Чтобы не попасться Подтапычу, Сергей пошел покурить в пустеющий туалет. Миша наверняка уже вычислил главного обидчика. Но пусть пока покипит, подергается, а завтра воскресенье. Вряд ли у него хватит сил злиться два дня. Густой, разномастный дым выедал глаза, последние окурки испускали протяжные струйки из мусорницы и писсуаров, а старое зеркало около умывальника отражало все тот же замызганный бледно-голубой кафель. Выкинув из смятой пачки последнюю сигарету, Сергей оглянулся, ища огонька. В туалете, надеясь, что учителя сюда уже не заглянут, остались только те четверо малых из тупого балетного номера. Сергей жестом подозвал самого худенького. Тот подобострастно щелкнул блестящей зажигалкой. Затягиваясь, вдруг зацепил на себе тяжелый взгляд высокого белобрысого красавчика. Чтобы так смотреть, нужно иметь право. Кстати, не он ли танцевал с ней в паре? Он, точно он. А что будет, если его сейчас сунуть головой в унитаз? С левой в печень, потом еще коленом. Он длинный, сломается сразу. Поберечься нужно будет только рыжего, этот бульдожик энергичный. А остальные двое даже не сунутся, не тот случай. Парень отвернулся, но не надолго. Что, он действительно не знает: кто перед ним? Или запереживал, что отобьют дружочка? Ох, сейчас долупится. Стоп. Стоп. Или это у него самого что-то с нервами? Чудится всякая чушь. Последний раз оценив потенциальных противников, послал окурок в мусорницу и подчеркнуто неспешно вышел.
А вот поспешить бы стоило. Татьяны с подружками в холле не было.

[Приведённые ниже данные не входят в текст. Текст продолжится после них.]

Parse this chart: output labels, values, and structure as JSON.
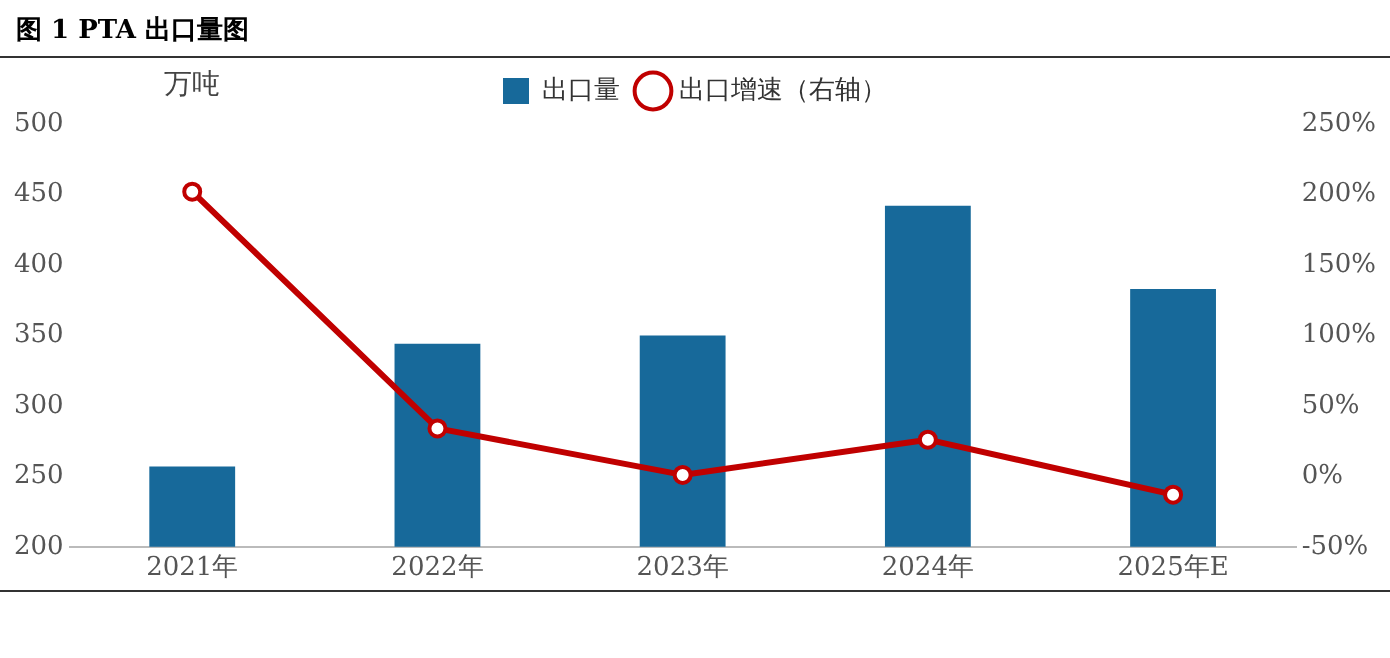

На всякий случай взбежал по закрученной лестнице на второй этаж, безнадежно оглядел столики кафе. Слетел в зал. Да. Ушли. Им же в интернат до девяти, у них это строго. На сцене стояло сразу три заблудившиеся уборщицы, а за кулисами Миша Подтапыч принимал поздравления за удачную режиссерскую находку. Теперь можно было менять Петю за Станиславским.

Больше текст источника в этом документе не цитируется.